Me Michel Boulan revient sur les raisons qui ont poussé des élus à porter plainte: «Jean-Claude Gaudin a été un orfèvre dans cette affaire. Nous arrivons à un système où pour des communes telles Pertuis et Gardanne, il faut 20 000 habitants pour avoir un élu à la métropole alors qu’à Marseille il suffit de 7 500 habitants pour disposer d’un élu».

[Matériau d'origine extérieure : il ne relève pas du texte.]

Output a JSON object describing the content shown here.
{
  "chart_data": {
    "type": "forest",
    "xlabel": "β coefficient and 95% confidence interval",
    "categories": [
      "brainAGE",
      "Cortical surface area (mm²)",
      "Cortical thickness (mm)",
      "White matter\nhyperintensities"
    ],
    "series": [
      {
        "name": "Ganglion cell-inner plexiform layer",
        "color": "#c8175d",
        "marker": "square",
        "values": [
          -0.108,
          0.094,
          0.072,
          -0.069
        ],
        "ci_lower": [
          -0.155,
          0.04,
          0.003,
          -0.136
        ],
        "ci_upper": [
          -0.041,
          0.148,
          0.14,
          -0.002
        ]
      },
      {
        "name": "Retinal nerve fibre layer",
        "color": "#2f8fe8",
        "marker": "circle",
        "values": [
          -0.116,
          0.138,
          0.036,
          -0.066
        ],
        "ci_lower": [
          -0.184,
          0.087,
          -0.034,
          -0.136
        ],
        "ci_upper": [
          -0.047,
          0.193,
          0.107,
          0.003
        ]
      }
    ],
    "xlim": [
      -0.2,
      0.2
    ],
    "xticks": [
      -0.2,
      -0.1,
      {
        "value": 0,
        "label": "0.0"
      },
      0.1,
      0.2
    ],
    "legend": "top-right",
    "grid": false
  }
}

«La légèreté n’est pas de notre côté»
Le tribunal administratif a décidé sur cette base de suspendre deux arrêtés préfectoraux de septembre et d’octobre provoquant le renvoi de la réunion. «La légèreté n’est pas de notre côté, elle est du côté de ceux qui ont décidé de passer outre la justice». Précisant: «Sylvia Barthélémy, en tant que présidente d’EPCI, nous a convoqués, elle avait la liberté d’annuler la convocation. Elle l’a fait, en son âme et conscience, par SMS puis, par mail. Une réunion a eu lieu le lundi matin mais il ne s’agissait pas d’un conseil métropolitain, elle n’était pas destinée à appliquer l’ordre du jour et donc l’élection du président». Il en vient aux conditions du scrutin: «Nous avons là un florilège de ce qu’il ne faut pas faire. D’abord, le climat de violence, le micro coupé à Maryse Joissains qui doit se saisir de celui de Sylvia Barthélémy pour clore la réunion. Puis, Sylvia Barthélémy a fait monter Guy Teissier à la tribune. Si la première réunion n’était pas un conseil métropolitain, la seconde encore moins». «L’écart de voix, prévient-il,n’est pas le seul critère pour annuler une élection». Il insiste sur l’importance du retrait de Gaby Charroux, le maire de Martigues, en pleine séance, «il a considéré que les conditions n’étaient pas remplies pour se présenter».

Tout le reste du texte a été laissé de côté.